Given:
[tex]L=2\dfrac{1}{2}[/tex] ft and [tex]W=3\dfrac{2}{5}[/tex] ft.
[tex]P=2L+2W[/tex]
To find:
The value of P.
Solution:
We have,
[tex]P=2L+2W[/tex]
Substituting [tex]L=2\dfrac{1}{2}[/tex] and [tex]W=3\dfrac{2}{5}[/tex], we get
[tex]P=2\times 2\dfrac{1}{2}+2\times 3\dfrac{2}{5}[/tex]

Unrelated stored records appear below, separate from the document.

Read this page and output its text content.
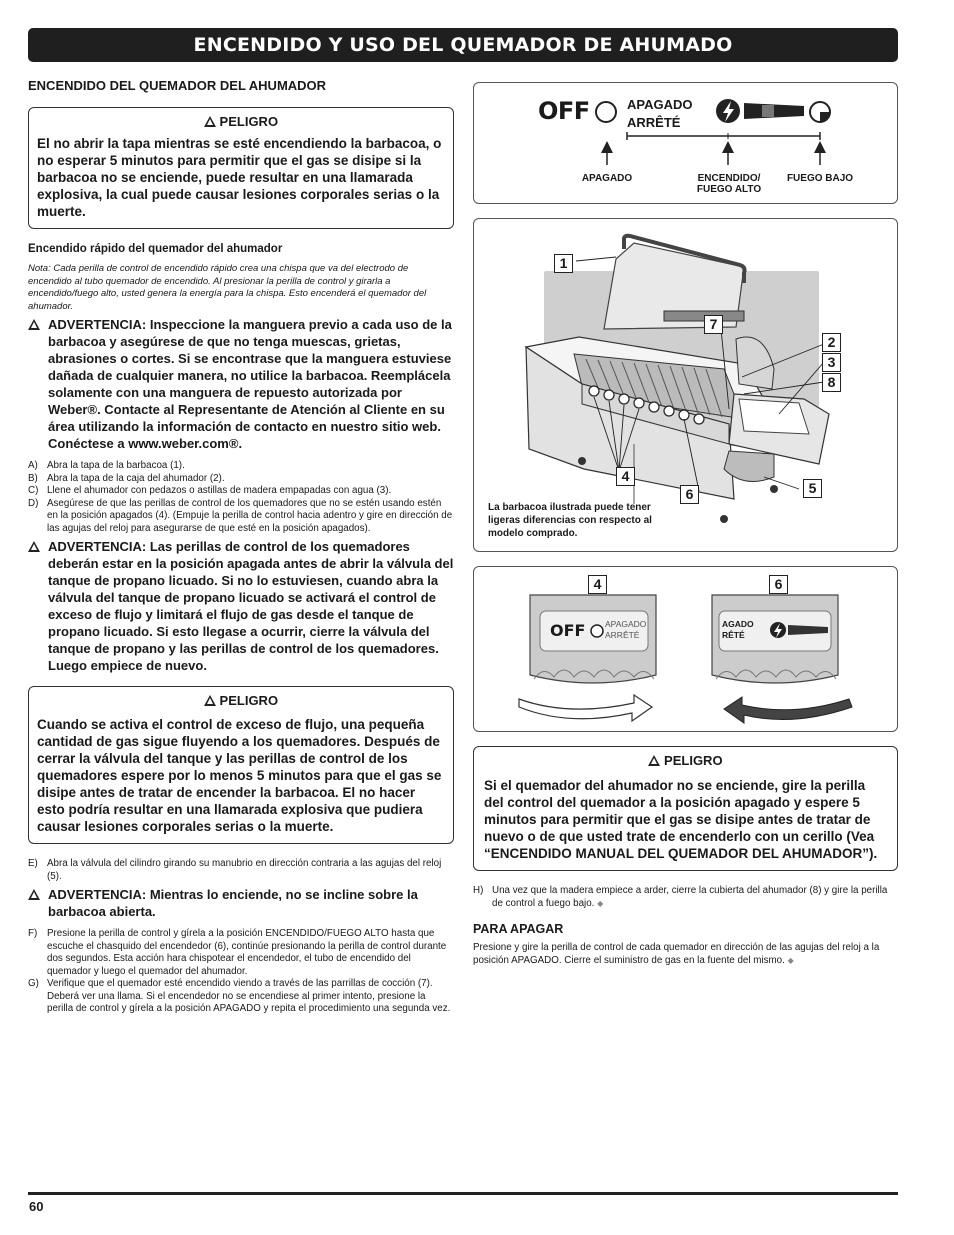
ENCENDIDO Y USO DEL QUEMADOR DE AHUMADO
ENCENDIDO DEL QUEMADOR DEL AHUMADOR
PELIGRO
El no abrir la tapa mientras se esté encendiendo la barbacoa, o no esperar 5 minutos para permitir que el gas se disipe si la barbacoa no se enciende, puede resultar en una llamarada explosiva, la cual puede causar lesiones corporales serias o la muerte.

Encendido rápido del quemador del ahumador

Nota: Cada perilla de control de encendido rápido crea una chispa que va del electrodo de encendido al tubo quemador de encendido. Al presionar la perilla de control y girarla a encendido/fuego alto, usted genera la energía para la chispa. Esto encenderá el quemador del ahumador.

ADVERTENCIA: Inspeccione la manguera previo a cada uso de la barbacoa y asegúrese de que no tenga muescas, grietas, abrasiones o cortes. Si se encontrase que la manguera estuviese dañada de cualquier manera, no utilice la barbacoa. Reemplácela solamente con una manguera de repuesto autorizada por Weber®. Contacte al Representante de Atención al Cliente en su área utilizando la información de contacto en nuestro sitio web. Conéctese a www.weber.com®.
A) Abra la tapa de la barbacoa (1).
B) Abra la tapa de la caja del ahumador (2).
C) Llene el ahumador con pedazos o astillas de madera empapadas con agua (3).
D) Asegúrese de que las perillas de control de los quemadores que no se estén usando estén en la posición apagados (4). (Empuje la perilla de control hacia adentro y gire en dirección de las agujas del reloj para asegurarse de que esté en la posición apagados).
ADVERTENCIA: Las perillas de control de los quemadores deberán estar en la posición apagada antes de abrir la válvula del tanque de propano licuado. Si no lo estuviesen, cuando abra la válvula del tanque de propano licuado se activará el control de exceso de flujo y limitará el flujo de gas desde el tanque de propano licuado. Si esto llegase a ocurrir, cierre la válvula del tanque de propano y las perillas de control de los quemadores. Luego empiece de nuevo.
PELIGRO
Cuando se activa el control de exceso de flujo, una pequeña cantidad de gas sigue fluyendo a los quemadores. Después de cerrar la válvula del tanque y las perillas de control de los quemadores espere por lo menos 5 minutos para que el gas se disipe antes de tratar de encender la barbacoa. El no hacer esto podría resultar en una llamarada explosiva que pudiera causar lesiones corporales serias o la muerte.
E) Abra la válvula del cilindro girando su manubrio en dirección contraria a las agujas del reloj (5).
ADVERTENCIA: Mientras lo enciende, no se incline sobre la barbacoa abierta.
F) Presione la perilla de control y gírela a la posición ENCENDIDO/FUEGO ALTO hasta que escuche el chasquido del encendedor (6), continúe presionando la perilla de control durante dos segundos. Esta acción hara chispotear el encendedor, el tubo de encendido del quemador y luego el quemador del ahumador.
G) Verifique que el quemador esté encendido viendo a través de las parrillas de cocción (7). Deberá ver una llama. Si el encendedor no se encendiese al primer intento, presione la perilla de control y gírela a la posición APAGADO y repita el procedimiento una segunda vez.
OFF	APAGADO
ARRÊTÉ
APAGADO	ENCENDIDO/
FUEGO ALTO
FUEGO BAJO
1
7
2
3
8
4
6	5
La barbacoa ilustrada puede tener ligeras diferencias con respecto al modelo comprado.
4	6
OFF APAGADO
ARRÊTÉ
AGADO
RÊTÉ
PELIGRO
Si el quemador del ahumador no se enciende, gire la perilla del control del quemador a la posición apagado y espere 5 minutos para permitir que el gas se disipe antes de tratar de nuevo o de que usted trate de encenderlo con un cerillo (Vea “ENCENDIDO MANUAL DEL QUEMADOR DEL AHUMADOR”).
H) Una vez que la madera empiece a arder, cierre la cubierta del ahumador (8) y gire la perilla de control a fuego bajo. ◆
PARA APAGAR
Presione y gire la perilla de control de cada quemador en dirección de las agujas del reloj a la posición APAGADO. Cierre el suministro de gas en la fuente del mismo. ◆
60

[tex]P=2\times \dfrac{2(2)+1}{2}+2\times \dfrac{3(5)+2}{5}[/tex]
[tex]P=2\times \dfrac{5}{2}+2\times \dfrac{17}{5}[/tex]
[tex]P=5+\dfrac{34}{5}[/tex]
Taking LCM, we get
[tex]P=\dfrac{5(5)+34}{5}[/tex]
[tex]P=\dfrac{25+34}{5}[/tex]
[tex]P=\dfrac{59}{5}[/tex]
[tex]P=11\dfrac{4}{5}[/tex]
Therefore, the value of P is [tex]11\dfrac{4}{5}[/tex] ft.